Sistemi informativi e convergenza digitale

Obiettivi:

  • Comprendere il ruolo delle informazioni nella società attuale
  • Comprendere che cosa è accaduto (e sta accadendo): l’evoluzione dell’Information Technology
  • Che cosa sono e qual è il ruolo dei sistemi informativi in un ambiente aziendale

La società della conoscenza

Nell’ultimo decennio l’avvento dei personal computer ha avuto un impatto importante sulle aziende. La crescente concorrenza globale ha imposto alle società di individuare delle soluzioni per migliorare i prodotti e per ridurre i costi. L’informazione è lo strumento principale. In particolare, la multimedialità dell’informazione è un insieme di codici espressivi per rappresentare un’informazione (ovvero ci sono diverse modalità per rappresentare un’informazione, es.: testo, immagine, audio, video o la combinazione di queste).

Il motore di ricerca più importante è Google; esso possiede molte notizie ed è in grado di analizzarle producendo informazioni coerenti con la ricerca dell’utente e rendendolo dunque soddisfatto di tale motore di ricerca. In tal modo, nonostante Google sia un servizio gratuito, crea business e lavoro. Negli ultimi tempi sta acquisendo sempre più potere e importanza nella vita di ogni individuo; per rendersi conto di tale fenomeno basta pensare a tutti i servizi che il mondo digitale offre ogni giorno come la geo localizzazione, la condivisione di documenti digitali, la gestione di trasferimento di denaro, l’iscrizione ai corsi online, l’acquisto di biglietti di un concerto o di un volo aereo.

Le ricerche su Google sono in crescita costante: si verifica una continua e regolare produzione di informazioni digitali da parte di chiunque (ai giorni d’oggi i link o un sito web ha sostituito il dvd o il floppy disk; es.: manuale d’istruzioni).

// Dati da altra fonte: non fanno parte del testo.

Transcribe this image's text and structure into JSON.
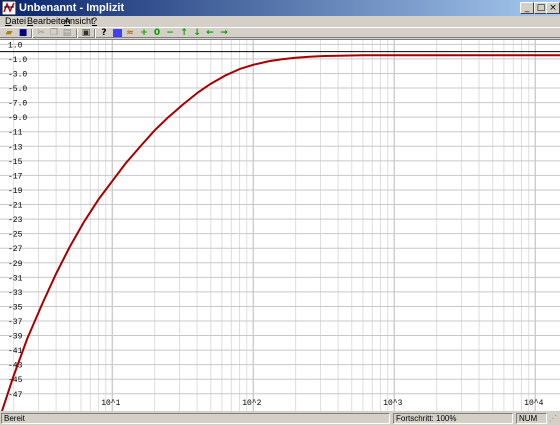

Le informazioni tecnologiche raddoppiano ogni due anni. Ogni giorno il numero degli SMS supera il numero della popolazione globale. Ogni 60 secondi vengono condivisi, caricati, inviati milioni di dati sul web. Tutto ciò è possibile se si pensa che tale motore di ricerca è disponibile 24 ore su 24, 7 giorni su 7 in ogni paese.

Le fotografie sono un’informazione importante sia in termini di comunicazione sia in termini di convergenza (=poter avere su un unico device un insieme di servizi e applicazioni) → es.: lo smartphone è il device convergente per eccellenza; attraverso esso è possibile scattare foto, scambiare dati, ascoltare musica e inoltre è anche usato, specialmente negli ultimi tempi, come strumento di pagamento. Un altro esempio di device è la televisione, la quale, nonostante per più di 50 anni non ha subito bruschi cambiamenti, è andata incontro a un processo di evoluzione negli ultimi 6-7 anni (tutt’oggi si possono fare molte cose in ottica convergente come fotografare, navigare o gestire dati).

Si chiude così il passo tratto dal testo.